Republican subversion of American democracy is nothing new. Much of the country, however, has fooled itself regarding Republican identity and intentions. America regularly tells itself reassuring stories to maintain and stabilize the order in the face of incursions against it. After the Rehnquist Court shamelessly installed George W. Bush in the Oval Office in 2000, for example, Vice President Al Gore came to the rescue with a stoic concession speech that honored the allegedly final decision of an institution that had just delegitimized itself by its blatant ideological intervention in and usurpation of the electoral process. The Court stole an election, but the country preferred to congratulate itself about and revel in the peaceful transition of power. In similar fashion, mainstream acquiescence to the Trump regime-to-be is now under way.

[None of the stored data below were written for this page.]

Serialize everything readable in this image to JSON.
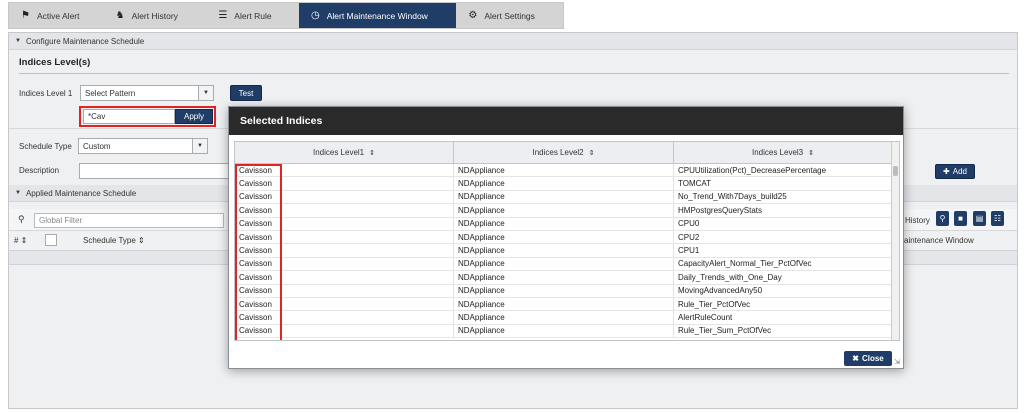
{
  "tabs": [
    {
      "label": "Active Alert",
      "icon": "alarm-light-icon"
    },
    {
      "label": "Alert History",
      "icon": "bell-icon"
    },
    {
      "label": "Alert Rule",
      "icon": "rule-list-icon"
    },
    {
      "label": "Alert Maintenance Window",
      "icon": "clock-icon"
    },
    {
      "label": "Alert Settings",
      "icon": "gear-icon"
    }
  ],
  "configure": {
    "header": "Configure Maintenance Schedule",
    "indices_title": "Indices Level(s)",
    "indices_level1_label": "Indices Level 1",
    "select_pattern": "Select Pattern",
    "test_label": "Test",
    "pattern_value": "*Cav",
    "apply_label": "Apply",
    "schedule_type_label": "Schedule Type",
    "schedule_type_value": "Custom",
    "description_label": "Description",
    "add_label": "Add"
  },
  "applied": {
    "header": "Applied Maintenance Schedule",
    "filter_placeholder": "Global Filter",
    "history_label": "History",
    "col_num": "#",
    "col_schedule_type": "Schedule Type",
    "col_maintenance_window": "aintenance Window"
  },
  "modal": {
    "title": "Selected Indices",
    "columns": [
      "Indices Level1",
      "Indices Level2",
      "Indices Level3"
    ],
    "rows": [
      [
        "Cavisson",
        "NDAppliance",
        "CPUUtilization(Pct)_DecreasePercentage"
      ],
      [
        "Cavisson",
        "NDAppliance",
        "TOMCAT"
      ],
      [
        "Cavisson",
        "NDAppliance",
        "No_Trend_With7Days_build25"
      ],
      [
        "Cavisson",
        "NDAppliance",
        "HMPostgresQueryStats"
      ],
      [
        "Cavisson",
        "NDAppliance",
        "CPU0"
      ],
      [
        "Cavisson",
        "NDAppliance",
        "CPU2"
      ],
      [
        "Cavisson",
        "NDAppliance",
        "CPU1"
      ],
      [
        "Cavisson",
        "NDAppliance",
        "CapacityAlert_Normal_Tier_PctOfVec"
      ],
      [
        "Cavisson",
        "NDAppliance",
        "Daily_Trends_with_One_Day"
      ],
      [
        "Cavisson",
        "NDAppliance",
        "MovingAdvancedAny50"
      ],
      [
        "Cavisson",
        "NDAppliance",
        "Rule_Tier_PctOfVec"
      ],
      [
        "Cavisson",
        "NDAppliance",
        "AlertRuleCount"
      ],
      [
        "Cavisson",
        "NDAppliance",
        "Rule_Tier_Sum_PctOfVec"
      ]
    ],
    "close_label": "Close"
  },
  "colors": {
    "accent": "#1f3d66",
    "highlight": "#e02424",
    "modal_title_bg": "#2a2a2a"
  }
}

According to American political lore, what happens when government tyrannizes its people and denies them the possibility of effective participation in the political process where the collective future is decided? American citizens from the Revolution in the 18th century to the Labor and Civil Rights Movements in the 20th century have, when necessary, turned to the possibilities of democratic violence to counter state and state-sponsored domination to exercise and take (back) their rights. The GOP envisions something other than benevolent, white nationalist, free market despotism. The program it plans to implement is beset by violence. The state does not need to resort to guns, truncheons, gas, and water cannons (though we are likely to witness an upsurge in the use of force by police at all levels under Trump) to perpetrate violence against citizens. Flint, Michigan, is one example. People there have been poisoned by a Republican-controlled political machine that deemed political ideology more important than the health and well-being of those in its charge. Paul Ryan’s plans to privatize and thus gut Medicaid, Medicare, and Social Security, to cite but one post-election example, would also constitute violent assaults on human well-being.


As the (now Trump-led) Republicans make social, economic, environmental, and political war against American democracy and many of its people, what are they supposed to do? Sit and take it? As Rousseau, hardly an advocate of violence, wrote in pre-revolutionary Europe: “I would say that as long as a people is constrained to obey and does so, it does well; as soon as it can shake off the yoke and does so, it does even better.” What might shake off the yoke mean here and now? It’s not just a question of the indispensability of everyday resistance that is called for. The Republican Party needs to be put on notice: the United States of America is a political fiction the continued existence of which is unnecessary. Perhaps it’s time to deconstruct it, as some anti-Federalists imagined in the 18th century, for the people of the United States no longer share a commitment to, let alone practice, a democratic way of life. A United States split into two (or more) separate and distinct political entities would not only trigger a new birth of freedom on the North American continent; it would also be a boon to peace across the planet.